Justice Sabharwal said "we cannot shy away from the reality of poor conviction rate especially in cases of corruption involving such few high and might as could be brought to book." The concerns about the weaknesses in the criminal law system were not unfounded, he added.
"The provision of sanction for prosecution was meant to provide protective umbrella to the public servants who were acting bonafide. This provision has been used, or rather abused, so as to protect even those who are prima facie guilty," he said at the two-day seminar organized by NHRC.
Authorities who were expected to consider the facts and evidence and grant sanction often either sit over the request indefinitely or mechanically issue sanction orders, which can never pass judicial scrutiny, Justice Sabharwal pointed out.
"Given the fact that proper guidance is provided at every step of the way, such an approach itself smacks of malafide action," he said.
Following a landmark judgement of the Supreme Court in 1996 in DDA versus Skipper Constructions that highlighted the inadequacies of anti-corruption measures, the Law Commission had even suggested enactment of a special law.

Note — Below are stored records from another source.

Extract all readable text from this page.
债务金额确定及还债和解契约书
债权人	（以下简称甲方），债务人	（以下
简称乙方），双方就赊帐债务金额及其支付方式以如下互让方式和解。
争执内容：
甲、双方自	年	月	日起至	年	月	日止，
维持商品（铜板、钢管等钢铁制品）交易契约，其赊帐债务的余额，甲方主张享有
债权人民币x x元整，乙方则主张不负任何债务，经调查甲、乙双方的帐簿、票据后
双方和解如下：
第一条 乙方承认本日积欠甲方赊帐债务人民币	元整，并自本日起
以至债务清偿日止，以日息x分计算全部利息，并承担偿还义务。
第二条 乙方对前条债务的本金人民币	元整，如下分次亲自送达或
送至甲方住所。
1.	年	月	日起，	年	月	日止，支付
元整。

A draft Bill titled "Corrupt Public Servants (Forfeiture of Property) Bill" prepared by the Law Commission was sent to the Centre in February 1999 but its outcome was still awaited, Justice Sabharwal said.
Maintaining that the best course in the fight against corruption was through transparency and accountability, the CJI said "the role of Judiciary and media has to be that of partners in action as they can provide the check.
"It is the duty of the other organs of the State to strengthen these two," he added.
National Human Rights Commission Chairman Justice A S Anand admitted that "our generation has accepted corruption" as a way of life and the next generation could fight it if value-based education was imparted to them.